朗らかに、爽やかに

 

 信長が好んで舞った謡に、敦盛という曲があったという。

“人生わずか50,下天のうちにくらぶれば、夢幻の如くなり” 
出だしのこの有名な言葉だけがよくいわれ、多くの人の口の端にのぼる。

僅か、50年の人生と詠んだ人も,唄った人々もまた、もっと長命だった人々も、短命だった人々も、多少の違いがあったにしてもみんな過去の扉の向こうにいってしまった。
今、生きている人々もこれから生を受ける人々も、出会いと別れを繰り返し歴史の中にいきてゆく。

 仏教での八苦の中に、別離がある。永遠の別れだけを言うのではなく、日常の生活の中で生ずると友との別れや、愛の破局なども悲しみであり、苦しみであると説く。

 春は別れの季節と言ってもよいかも知れない。卒業、進学、就職といった節目に訪れる別れが人の心に惜別の思いを残してゆく。

 だが、別れは悲しみだけでなく、新しい出会いの喜びの出発点でもある。桜の咲く季節は、見知らぬ土地との出会い、見知らぬ人々との出会いの最も多い季節でもある。希望の時ともいえる。人間は絶えず何らかの別れと出会いを繰り返し、繰り返している存在である。悲しみと喜びを成長の源にしている、有限な存在、生き物ともいえる。

平均寿命は驚くほど延びた。社会も、別れと出会いの密度も、あらゆる内容も、昔と比べようもない違いが生まれただろう。
老老介護の言葉も生まれたように親子の別離も、また新しい展開をみせている。

 だが、ハッキリしていることがある。変わらぬ真実が一つある。

「人はいずれ、皆去ってゆくことである。」

どんなに長生きしようが、この悠久の宇宙の中で、ほんの、一瞬生を受けた存在であり、生まれては消えてゆく、はかない命をもったものにすぎないのである。
泣いても、笑っても、どんなに喚こうとも、ほんの一瞬にすぎない存在でおるとしたらーーー。

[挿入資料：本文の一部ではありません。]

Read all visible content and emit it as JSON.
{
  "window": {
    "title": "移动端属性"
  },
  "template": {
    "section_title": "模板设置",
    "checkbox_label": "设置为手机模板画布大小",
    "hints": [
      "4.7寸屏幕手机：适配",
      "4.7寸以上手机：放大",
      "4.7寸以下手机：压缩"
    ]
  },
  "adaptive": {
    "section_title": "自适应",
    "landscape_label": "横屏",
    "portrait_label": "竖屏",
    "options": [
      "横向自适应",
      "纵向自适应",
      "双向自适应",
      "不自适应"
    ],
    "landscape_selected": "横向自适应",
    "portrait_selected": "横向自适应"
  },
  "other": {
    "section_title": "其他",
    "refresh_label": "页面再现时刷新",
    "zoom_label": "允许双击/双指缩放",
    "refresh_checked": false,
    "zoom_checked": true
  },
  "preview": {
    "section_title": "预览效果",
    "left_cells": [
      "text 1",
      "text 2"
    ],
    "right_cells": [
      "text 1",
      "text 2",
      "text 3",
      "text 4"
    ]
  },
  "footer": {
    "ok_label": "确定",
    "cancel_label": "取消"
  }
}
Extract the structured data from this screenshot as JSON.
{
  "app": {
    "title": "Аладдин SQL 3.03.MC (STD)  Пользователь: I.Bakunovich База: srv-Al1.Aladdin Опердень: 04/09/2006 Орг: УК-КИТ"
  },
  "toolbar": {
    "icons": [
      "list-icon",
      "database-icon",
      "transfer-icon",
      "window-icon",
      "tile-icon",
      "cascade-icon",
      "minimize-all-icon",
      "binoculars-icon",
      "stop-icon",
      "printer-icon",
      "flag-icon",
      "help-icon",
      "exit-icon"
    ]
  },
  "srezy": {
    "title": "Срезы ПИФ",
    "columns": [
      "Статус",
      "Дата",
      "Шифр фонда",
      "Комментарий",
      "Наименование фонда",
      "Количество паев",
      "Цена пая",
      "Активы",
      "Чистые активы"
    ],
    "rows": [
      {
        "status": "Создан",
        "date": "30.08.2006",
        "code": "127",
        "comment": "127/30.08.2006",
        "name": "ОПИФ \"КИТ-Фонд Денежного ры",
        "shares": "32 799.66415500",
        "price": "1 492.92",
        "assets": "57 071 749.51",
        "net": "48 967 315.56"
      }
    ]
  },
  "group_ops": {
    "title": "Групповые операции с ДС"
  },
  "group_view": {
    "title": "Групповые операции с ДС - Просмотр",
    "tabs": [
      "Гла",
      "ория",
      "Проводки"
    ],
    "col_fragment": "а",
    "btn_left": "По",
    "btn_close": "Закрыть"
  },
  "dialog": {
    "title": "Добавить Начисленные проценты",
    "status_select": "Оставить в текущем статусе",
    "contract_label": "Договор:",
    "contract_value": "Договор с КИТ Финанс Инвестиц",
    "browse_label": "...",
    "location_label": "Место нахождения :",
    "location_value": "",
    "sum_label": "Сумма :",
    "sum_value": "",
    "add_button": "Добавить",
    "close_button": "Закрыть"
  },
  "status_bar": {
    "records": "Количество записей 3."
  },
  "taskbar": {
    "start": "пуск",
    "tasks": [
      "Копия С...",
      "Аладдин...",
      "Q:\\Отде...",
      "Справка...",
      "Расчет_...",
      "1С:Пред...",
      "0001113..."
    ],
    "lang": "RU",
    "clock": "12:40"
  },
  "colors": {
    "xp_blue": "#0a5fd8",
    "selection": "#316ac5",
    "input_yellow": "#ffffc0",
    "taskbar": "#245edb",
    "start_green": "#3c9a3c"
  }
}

 無我夢中で生きた若い時にはあまり意識すらしなかった、「凛」とした生き方。
敦盛のように冷静に、心落ち着けて見つめることが必要な時を迎えていると言えないだろうか。
有限な存在であり、また終わりの日がいついかなる形で来るのか知ることさえできない存在ならばーーーーー。

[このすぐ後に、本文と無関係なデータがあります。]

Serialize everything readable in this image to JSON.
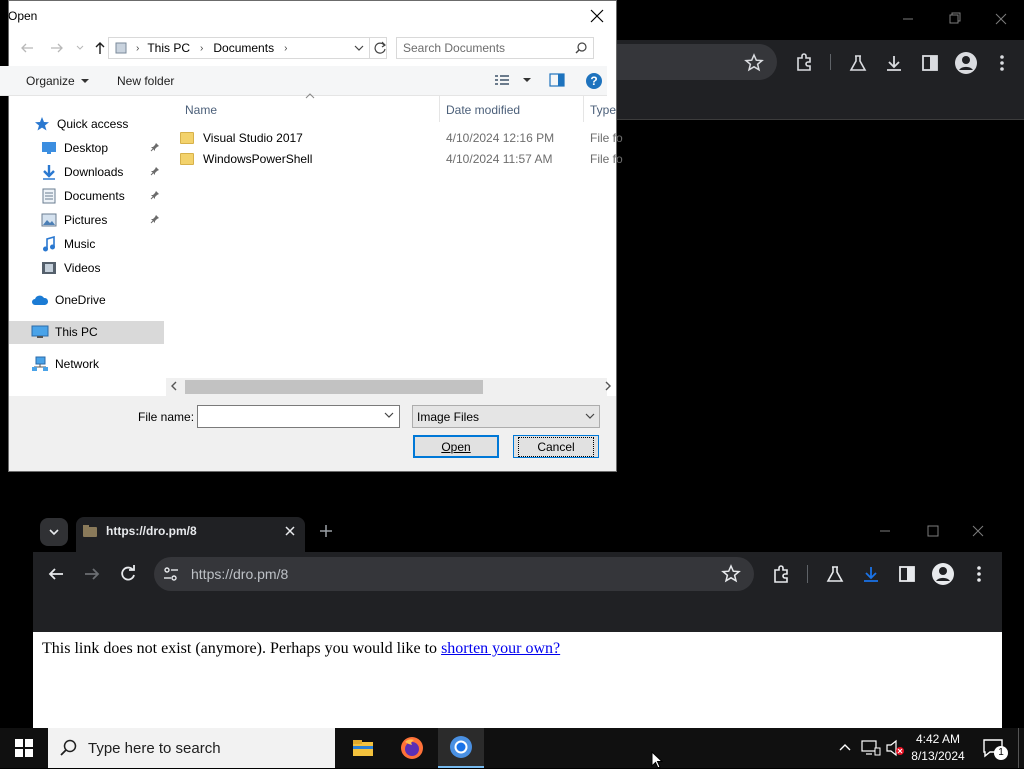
{
  "dialog": {
    "title": "Open",
    "path": [
      "This PC",
      "Documents"
    ],
    "search_placeholder": "Search Documents",
    "toolbar": {
      "organize": "Organize",
      "new_folder": "New folder"
    },
    "nav": [
      {
        "label": "Quick access",
        "icon": "star-icon"
      },
      {
        "label": "Desktop",
        "icon": "desktop-icon",
        "pinned": true
      },
      {
        "label": "Downloads",
        "icon": "download-arrow-icon",
        "pinned": true
      },
      {
        "label": "Documents",
        "icon": "documents-icon",
        "pinned": true
      },
      {
        "label": "Pictures",
        "icon": "pictures-icon",
        "pinned": true
      },
      {
        "label": "Music",
        "icon": "music-icon"
      },
      {
        "label": "Videos",
        "icon": "videos-icon"
      },
      {
        "label": "OneDrive",
        "icon": "cloud-icon"
      },
      {
        "label": "This PC",
        "icon": "computer-icon",
        "selected": true
      },
      {
        "label": "Network",
        "icon": "network-icon"
      }
    ],
    "columns": {
      "name": "Name",
      "date": "Date modified",
      "type": "Type"
    },
    "files": [
      {
        "name": "Visual Studio 2017",
        "date": "4/10/2024 12:16 PM",
        "type": "File fo"
      },
      {
        "name": "WindowsPowerShell",
        "date": "4/10/2024 11:57 AM",
        "type": "File fo"
      }
    ],
    "file_name_label": "File name:",
    "file_name_value": "",
    "file_type": "Image Files",
    "open_label": "Open",
    "cancel_label": "Cancel"
  },
  "browser": {
    "tab_title": "https://dro.pm/8",
    "url": "https://dro.pm/8",
    "page_text": "This link does not exist (anymore). Perhaps you would like to",
    "page_link": "shorten your own?"
  },
  "taskbar": {
    "search_placeholder": "Type here to search",
    "time": "4:42 AM",
    "date": "8/13/2024",
    "notification_count": "1"
  },
  "colors": {
    "accent": "#0078d7",
    "chrome_dark": "#202124",
    "link": "#0000ee"
  }
}
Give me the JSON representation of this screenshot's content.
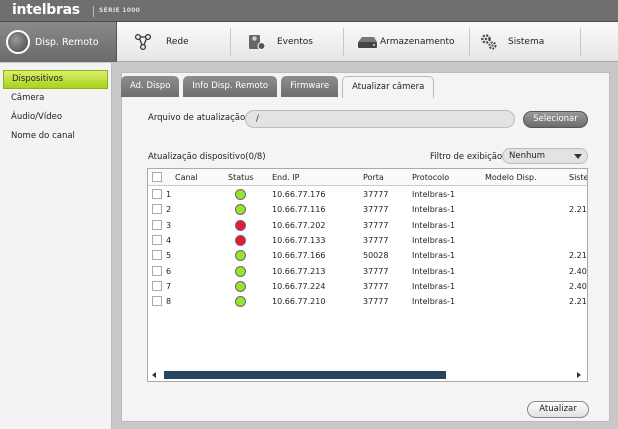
{
  "brand": {
    "logo": "intelbras",
    "series": "SÉRIE 1000"
  },
  "nav": {
    "items": [
      {
        "label": "Disp. Remoto",
        "icon": "remote-device-icon",
        "active": true
      },
      {
        "label": "Rede",
        "icon": "network-icon"
      },
      {
        "label": "Eventos",
        "icon": "events-icon"
      },
      {
        "label": "Armazenamento",
        "icon": "storage-icon"
      },
      {
        "label": "Sistema",
        "icon": "system-gears-icon"
      }
    ]
  },
  "sidebar": {
    "items": [
      {
        "label": "Dispositivos",
        "active": true
      },
      {
        "label": "Câmera"
      },
      {
        "label": "Áudio/Vídeo"
      },
      {
        "label": "Nome do canal"
      }
    ]
  },
  "tabs": [
    {
      "label": "Ad. Dispo"
    },
    {
      "label": "Info Disp. Remoto"
    },
    {
      "label": "Firmware"
    },
    {
      "label": "Atualizar câmera",
      "active": true
    }
  ],
  "update": {
    "file_label": "Arquivo de atualização",
    "file_value": "/",
    "select_button": "Selecionar",
    "count_label": "Atualização dispositivo(0/8)",
    "filter_label": "Filtro de exibição",
    "filter_value": "Nenhum",
    "update_button": "Atualizar"
  },
  "table": {
    "headers": [
      "Canal",
      "Status",
      "End. IP",
      "Porta",
      "Protocolo",
      "Modelo Disp.",
      "Siste"
    ],
    "rows": [
      {
        "canal": "1",
        "status": "online",
        "ip": "10.66.77.176",
        "porta": "37777",
        "protocolo": "Intelbras-1",
        "modelo": "",
        "sistema": ""
      },
      {
        "canal": "2",
        "status": "online",
        "ip": "10.66.77.116",
        "porta": "37777",
        "protocolo": "Intelbras-1",
        "modelo": "",
        "sistema": "2.21("
      },
      {
        "canal": "3",
        "status": "offline",
        "ip": "10.66.77.202",
        "porta": "37777",
        "protocolo": "Intelbras-1",
        "modelo": "",
        "sistema": ""
      },
      {
        "canal": "4",
        "status": "offline",
        "ip": "10.66.77.133",
        "porta": "37777",
        "protocolo": "Intelbras-1",
        "modelo": "",
        "sistema": ""
      },
      {
        "canal": "5",
        "status": "online",
        "ip": "10.66.77.166",
        "porta": "50028",
        "protocolo": "Intelbras-1",
        "modelo": "",
        "sistema": "2.21!"
      },
      {
        "canal": "6",
        "status": "online",
        "ip": "10.66.77.213",
        "porta": "37777",
        "protocolo": "Intelbras-1",
        "modelo": "",
        "sistema": "2.40("
      },
      {
        "canal": "7",
        "status": "online",
        "ip": "10.66.77.224",
        "porta": "37777",
        "protocolo": "Intelbras-1",
        "modelo": "",
        "sistema": "2.40("
      },
      {
        "canal": "8",
        "status": "online",
        "ip": "10.66.77.210",
        "porta": "37777",
        "protocolo": "Intelbras-1",
        "modelo": "",
        "sistema": "2.21("
      }
    ]
  },
  "colors": {
    "online": "#99e22e",
    "offline": "#e8193a",
    "active_green": "#a9d11c",
    "scroll_thumb": "#28455e"
  }
}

 どんな時でも、どんな状況に置かれていても、常に微笑みを絶やさないでいたいものだと思う。別れの悲しみが心をふさぎ、まわりが見えなくなってしまわないよう、出会いの喜びでいつも朗らかな心にしたいものだと思う。
爽やかな風のように、白い雲のように、人々に安らぎを届ける存在でありたいと思う。現役を離れ、おまけの人生を歩む余裕を与えられたのだから。
何も持たず、なにも欲しがらず、一つずつこの身から放し、持たないことが喜びとなりたいものだ、と凡人の夢がかってに春の大空をかけてゆく。